LA NEMESI DEL CACCIATORE
di
Paolo Vincenti
Una
morte più letteraria non poteva fare, Scott Van Zyl, cacciatore professionista
del Kenia che organizzava spettacolari e costose battute di caccia in alcuni
stati dell’Africa del sud a vantaggio di ricchi e annoiati occidentali in para
con armi e safari. A soli 44 anni, l’abile professionista è stato ucciso da un
coccodrillo nella provincia di Limpopo e, oltre ai suoi sconsolati clienti,
lascia moglie e figli. La sua stessa vita sembra un romanzo di Ernest
Hemingway, e fare l’accostamento ai racconti hemingwaiani è quanto di più
naturale sia venuto in mente alla stampa nel dare la notizia della sua morte.
Van Zyl organizzava le battute di caccia ad elefanti, zebre, leopardi, ma anche
a specie molto rare come lo gnu, l’alcefalo, il cudù, il damalisco, fra le
scontate proteste delle associazioni animaliste, che lo accusavano di essere
uno sporco assassino, poco più che un bracconiere, un mercenario, e le
altrettanto stucchevoli difese d’ufficio delle associazioni venatorie che la
menano sul fatto che i cacciatori siano i migliori amici dell’ambiente,
rispettosi delle regole e dei limiti di legge. Fatto sta che Van Zyl cacciava
anche i coccodrilli, in particolare il coccodrillo del Nilo, che è la più grande
specie di rettile dell’Africa, lungo ben 6 metri e pesante 700 chili, e questo
coccodrillo lo ha divorato. È la legge della giungla, subito ci viene in mente
Tarzan, con il suo insegnamento universale. Nella natura, il più forte mangia
il più debole, ma si può andare ancora più indietro nel tempo, rispetto a
Burroughs e al suo “uomo scimmia”, risalire alle origini della nostra civiltà.
“Nemesi” era nella mitologia greca la dea della giustizia riparatrice, figlia
di Fortuna (con la quale i latini la identificavano) e di Giove, interveniva a
vendicare un torto o punire un’intemperanza. Questo aspetto fornì alla fertile fantasia dei greci spunto per
elaborare una efficace teoria che è molto simile alla legge del taglione della
Bibbia (“occhio per occhio, dente per dente”). “Nemesi” infatti significa castigo, punizione, vendetta.

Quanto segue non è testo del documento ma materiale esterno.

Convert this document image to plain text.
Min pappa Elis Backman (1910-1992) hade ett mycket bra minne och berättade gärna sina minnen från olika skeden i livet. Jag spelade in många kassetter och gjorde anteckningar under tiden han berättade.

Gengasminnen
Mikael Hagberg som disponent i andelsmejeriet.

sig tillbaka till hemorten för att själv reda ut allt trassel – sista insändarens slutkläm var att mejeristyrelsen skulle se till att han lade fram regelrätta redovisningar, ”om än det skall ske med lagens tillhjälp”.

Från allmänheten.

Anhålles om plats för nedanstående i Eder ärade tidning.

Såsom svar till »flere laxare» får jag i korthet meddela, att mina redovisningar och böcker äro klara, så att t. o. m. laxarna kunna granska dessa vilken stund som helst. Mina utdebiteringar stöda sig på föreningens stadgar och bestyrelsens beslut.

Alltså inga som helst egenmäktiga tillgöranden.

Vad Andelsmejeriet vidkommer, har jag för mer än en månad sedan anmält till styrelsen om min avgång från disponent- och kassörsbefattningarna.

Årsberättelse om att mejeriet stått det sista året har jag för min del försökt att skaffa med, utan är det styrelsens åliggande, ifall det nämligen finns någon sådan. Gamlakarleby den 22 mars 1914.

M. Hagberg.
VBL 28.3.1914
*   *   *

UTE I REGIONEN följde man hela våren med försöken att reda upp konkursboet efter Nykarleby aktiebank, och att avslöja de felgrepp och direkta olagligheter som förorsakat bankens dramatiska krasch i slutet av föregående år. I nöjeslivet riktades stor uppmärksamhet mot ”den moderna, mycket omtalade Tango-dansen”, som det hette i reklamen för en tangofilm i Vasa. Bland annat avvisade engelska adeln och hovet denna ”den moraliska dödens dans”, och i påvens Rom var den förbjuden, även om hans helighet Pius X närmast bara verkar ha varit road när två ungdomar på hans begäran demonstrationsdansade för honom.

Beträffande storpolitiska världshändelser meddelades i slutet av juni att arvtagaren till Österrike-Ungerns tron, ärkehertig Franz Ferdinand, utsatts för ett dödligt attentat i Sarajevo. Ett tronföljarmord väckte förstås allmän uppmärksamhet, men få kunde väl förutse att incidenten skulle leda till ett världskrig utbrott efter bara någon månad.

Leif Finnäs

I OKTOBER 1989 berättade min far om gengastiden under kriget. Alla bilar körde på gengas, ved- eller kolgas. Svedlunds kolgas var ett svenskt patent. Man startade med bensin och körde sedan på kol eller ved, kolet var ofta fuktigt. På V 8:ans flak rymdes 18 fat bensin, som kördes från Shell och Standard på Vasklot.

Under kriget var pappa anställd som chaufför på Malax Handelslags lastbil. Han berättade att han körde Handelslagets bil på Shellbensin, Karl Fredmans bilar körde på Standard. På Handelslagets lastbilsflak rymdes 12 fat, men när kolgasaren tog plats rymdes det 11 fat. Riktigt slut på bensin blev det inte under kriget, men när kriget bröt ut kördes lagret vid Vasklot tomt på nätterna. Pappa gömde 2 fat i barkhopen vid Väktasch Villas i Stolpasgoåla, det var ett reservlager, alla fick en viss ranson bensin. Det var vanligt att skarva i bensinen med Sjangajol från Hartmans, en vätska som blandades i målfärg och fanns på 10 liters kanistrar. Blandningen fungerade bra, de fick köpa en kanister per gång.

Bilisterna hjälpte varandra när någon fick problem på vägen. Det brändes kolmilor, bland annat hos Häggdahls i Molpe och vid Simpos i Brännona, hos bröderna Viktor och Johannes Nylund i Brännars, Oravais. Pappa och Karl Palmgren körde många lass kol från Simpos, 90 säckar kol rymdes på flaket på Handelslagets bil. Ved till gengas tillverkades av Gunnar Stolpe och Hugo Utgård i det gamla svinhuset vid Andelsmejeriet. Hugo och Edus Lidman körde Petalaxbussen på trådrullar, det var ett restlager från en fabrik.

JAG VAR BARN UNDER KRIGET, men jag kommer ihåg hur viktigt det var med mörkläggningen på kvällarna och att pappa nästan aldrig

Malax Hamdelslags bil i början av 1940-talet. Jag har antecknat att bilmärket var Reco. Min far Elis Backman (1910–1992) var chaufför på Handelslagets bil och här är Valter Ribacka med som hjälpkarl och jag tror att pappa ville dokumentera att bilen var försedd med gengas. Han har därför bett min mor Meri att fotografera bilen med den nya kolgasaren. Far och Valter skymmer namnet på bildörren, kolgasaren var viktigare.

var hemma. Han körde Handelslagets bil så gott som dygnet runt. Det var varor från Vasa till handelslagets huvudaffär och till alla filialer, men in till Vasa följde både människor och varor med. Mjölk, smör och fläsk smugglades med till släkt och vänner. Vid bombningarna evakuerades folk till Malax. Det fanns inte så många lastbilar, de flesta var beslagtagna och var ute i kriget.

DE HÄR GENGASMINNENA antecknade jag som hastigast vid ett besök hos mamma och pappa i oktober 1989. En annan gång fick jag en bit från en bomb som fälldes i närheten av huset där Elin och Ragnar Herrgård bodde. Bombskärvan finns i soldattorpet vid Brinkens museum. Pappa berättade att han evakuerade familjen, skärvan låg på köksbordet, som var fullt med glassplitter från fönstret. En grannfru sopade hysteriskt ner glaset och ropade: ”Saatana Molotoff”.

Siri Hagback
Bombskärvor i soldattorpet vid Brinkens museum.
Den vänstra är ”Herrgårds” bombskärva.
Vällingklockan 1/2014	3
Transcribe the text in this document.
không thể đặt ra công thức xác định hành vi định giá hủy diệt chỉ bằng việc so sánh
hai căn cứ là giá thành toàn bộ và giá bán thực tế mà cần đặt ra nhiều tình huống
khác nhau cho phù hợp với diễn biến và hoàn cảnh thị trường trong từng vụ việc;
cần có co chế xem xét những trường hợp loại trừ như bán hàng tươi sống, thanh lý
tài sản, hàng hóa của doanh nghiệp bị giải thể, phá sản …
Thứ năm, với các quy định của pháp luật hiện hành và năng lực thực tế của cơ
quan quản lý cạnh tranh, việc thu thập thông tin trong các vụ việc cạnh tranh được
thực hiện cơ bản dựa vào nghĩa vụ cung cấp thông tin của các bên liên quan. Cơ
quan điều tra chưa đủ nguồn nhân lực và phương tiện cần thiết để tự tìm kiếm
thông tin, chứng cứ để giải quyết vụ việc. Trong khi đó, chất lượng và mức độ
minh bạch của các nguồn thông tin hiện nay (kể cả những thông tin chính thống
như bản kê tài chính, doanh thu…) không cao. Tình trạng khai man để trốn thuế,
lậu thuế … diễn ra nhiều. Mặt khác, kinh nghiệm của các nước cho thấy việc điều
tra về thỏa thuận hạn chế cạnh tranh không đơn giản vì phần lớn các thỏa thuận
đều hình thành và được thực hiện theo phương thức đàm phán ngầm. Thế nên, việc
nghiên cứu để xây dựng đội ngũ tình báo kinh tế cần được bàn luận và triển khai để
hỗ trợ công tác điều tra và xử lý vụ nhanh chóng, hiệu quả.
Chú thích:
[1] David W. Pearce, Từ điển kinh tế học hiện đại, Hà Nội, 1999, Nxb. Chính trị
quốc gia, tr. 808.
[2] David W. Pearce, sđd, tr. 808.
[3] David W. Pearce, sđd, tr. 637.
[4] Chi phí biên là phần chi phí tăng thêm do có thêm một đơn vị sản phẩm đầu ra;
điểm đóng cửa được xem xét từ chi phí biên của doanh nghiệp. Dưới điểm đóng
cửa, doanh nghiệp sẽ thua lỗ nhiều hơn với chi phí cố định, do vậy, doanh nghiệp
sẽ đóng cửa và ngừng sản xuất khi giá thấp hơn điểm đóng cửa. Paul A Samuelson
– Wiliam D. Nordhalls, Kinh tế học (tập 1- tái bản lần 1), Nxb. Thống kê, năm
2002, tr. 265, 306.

Chi compiva un
atto di insubordinazione, di estrema arroganza, si macchiava di tracotanza,
superbia, e questo veniva punito dagli dèi, gelosi (il significato di νέμεσις
in greco è proprio “gelosia” oltre che “vendetta”) del fatto che un umano
volesse ergersi a dio. E l’esecuzione della vendetta era demandata a questa
divinità: Nemesi, appunto, come giustizia, che distribuisce equamente premi e
castighi. Il concetto di nemesi ha dato spunto a migliaia di storie raccontate
in letteratura oppure ancora nel cinema e in televisione. La nemesi è anche il
titolo di una serie di puntate di fumetti dell’Uomo Ragno oltre che la
definizione che viene data dalla Marvel ai principali nemici dei suoi super
eroi, i vari villain che rappresentano il loro doppio opposto. E come non riconoscere nella triste avventura
del grande cacciatore Van Zyl una nemesi e finanche un monito, un insegnamento
universale? I Greci parlavano di ubris e tisis: a fronte della superbia umana
vi era sempre una punizione divina, delitto e castigo, per dirla con
Dostoevskij. E Van Zyl ha trovato la morte proprio sbranato dal coccodrillo
nilotico che lo ha avvolto fra le sue spire aggiungendo il cacciatore alla sua
lunga collezione di trofei, ossia persone ingollate, prima di essere abbattuto
dalle forze dell’ordine (doppia vendetta, quindi). “Breve la vita felice di Francis Macomber”:
questo titolo del racconto di Hemingway potrebbe applicarsi al cacciatore
bianco passato da carnefice a vittima.